If children enjoy reading it can boost results across all subjects, says Rae Cairns
7th November 2008, 12:00am
Rae Cairns


Primary English - Living by the word

As teachers, the value of reading is often taken for granted, but it is easy to underestimate the significant power that children's enjoyment of reading has to influence more effective learning across all areas of the curriculum. Where I teach, staff and parents are proud that standards of reading are generally good. But recent research shows that although reading standards in Britain are high, enjoyment of reading is not.

Enhancing children's enjoyment of reading as a way of raising their achievement in the classroom is the central idea of a Centre for Literacy in Primary Education (CLPE) course called The Power of Reading. It inspired me to find new ways to make reading enjoyable. It encouraged teachers to use a range of books, established titles and those more recently published, as the source of a creative curriculum.

The children in my class responded immediately and with great enthusiasm. I used the selected quality texts and explored these through literacy, drama, art and music, using a range of approaches and techniques.

One book used as a stimulus with my Year 3 class was Gregory Cool by Caroline Binch. The book is set on the island of Tobago in the Caribbean - and it wasn't long before the children asked more about the island and what life is like for the people who live there. The children researched information about Tobago and made leaflets about the island.

On the spur of the moment, I decided to send some of the children's work to the Trinidad and Tobago tourist office, hoping for some further information about Tobago in return.

We got much more than we bargained for. A delegation from the islands of Trinidad and Tobago was due to visit Britain, and after seeing their work, they wanted to present the children with gifts to thank them for the interest in their country. The delegation arrived, a party of nine, including a world-renowned steel drum player and a jazz singer from the islands. Assembly that day was a memorable affair across the school with readings, songs, music and poetry inspired by Tobago and its people.

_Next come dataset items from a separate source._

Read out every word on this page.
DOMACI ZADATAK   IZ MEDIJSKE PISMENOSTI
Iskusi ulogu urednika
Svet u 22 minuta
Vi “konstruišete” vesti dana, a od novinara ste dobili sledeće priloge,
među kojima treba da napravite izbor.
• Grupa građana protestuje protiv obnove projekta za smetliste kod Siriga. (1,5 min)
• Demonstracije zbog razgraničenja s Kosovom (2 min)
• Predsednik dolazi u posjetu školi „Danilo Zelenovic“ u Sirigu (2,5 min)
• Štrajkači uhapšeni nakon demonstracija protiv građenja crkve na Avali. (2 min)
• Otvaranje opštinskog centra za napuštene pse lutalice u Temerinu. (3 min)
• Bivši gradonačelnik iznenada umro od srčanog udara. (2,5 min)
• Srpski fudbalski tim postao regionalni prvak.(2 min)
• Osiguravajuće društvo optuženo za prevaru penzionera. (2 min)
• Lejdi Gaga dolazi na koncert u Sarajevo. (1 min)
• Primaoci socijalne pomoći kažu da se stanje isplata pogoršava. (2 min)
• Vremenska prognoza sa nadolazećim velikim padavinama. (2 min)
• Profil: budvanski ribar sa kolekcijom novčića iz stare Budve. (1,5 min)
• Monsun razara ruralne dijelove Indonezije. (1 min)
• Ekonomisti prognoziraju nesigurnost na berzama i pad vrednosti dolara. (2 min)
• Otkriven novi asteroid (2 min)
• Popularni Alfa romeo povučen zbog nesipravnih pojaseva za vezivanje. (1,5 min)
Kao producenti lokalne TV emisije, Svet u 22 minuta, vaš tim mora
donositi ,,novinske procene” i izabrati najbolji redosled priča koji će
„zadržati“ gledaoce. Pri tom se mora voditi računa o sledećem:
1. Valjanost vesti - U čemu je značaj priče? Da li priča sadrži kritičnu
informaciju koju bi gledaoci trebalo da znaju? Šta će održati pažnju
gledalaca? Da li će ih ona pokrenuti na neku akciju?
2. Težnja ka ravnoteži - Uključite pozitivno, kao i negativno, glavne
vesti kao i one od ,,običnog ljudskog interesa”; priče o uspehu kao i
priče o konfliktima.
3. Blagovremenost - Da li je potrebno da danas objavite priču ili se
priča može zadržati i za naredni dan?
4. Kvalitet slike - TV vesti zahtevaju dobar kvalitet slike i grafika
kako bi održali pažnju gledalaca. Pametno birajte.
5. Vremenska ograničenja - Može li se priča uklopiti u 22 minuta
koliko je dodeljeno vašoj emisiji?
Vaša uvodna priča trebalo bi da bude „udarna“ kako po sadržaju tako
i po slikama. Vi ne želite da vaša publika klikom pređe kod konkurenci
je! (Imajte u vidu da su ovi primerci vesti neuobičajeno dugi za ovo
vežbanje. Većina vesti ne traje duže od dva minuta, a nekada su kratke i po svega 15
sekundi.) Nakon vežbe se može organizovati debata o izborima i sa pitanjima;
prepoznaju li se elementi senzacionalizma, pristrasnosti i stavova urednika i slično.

The trial inspired by The Power of Reading course was so successful, including better results, that the staff decided to use it as a basis for a whole-school creative curriculum. We selected quality texts for each year group and then looked at linking them up with other curriculum areas, including history, geography and science.

Our curriculum ensures that if the text naturally leads the class in a different direction, then teachers feel free and confident enough to follow it. We are also aware that some subjects do need to be taught separately to ensure full curriculum coverage, and these have been incorporated into our plans.

Already this year the children have begun work through the new creative curriculum, taking books as their inspiration. Classes have demonstrated their work to the rest of the school through assemblies that have inspired the rest to embrace the new way of working.

Here's to children and teachers enjoying books while learning, and finding true enjoyment in reading that will stay with them for the rest of their lives.

Rae Cairns is English curriculum leader at Bickley Primary School in Bromley, Kent


- Using quality texts is essential.

- Support from senior management is key.

- Plan carefully - but respond flexibly to the children's interests and ideas.

- Use quality picture stories with all children including younger pupils.

- Be creative about linking the children's work with businesses outside school.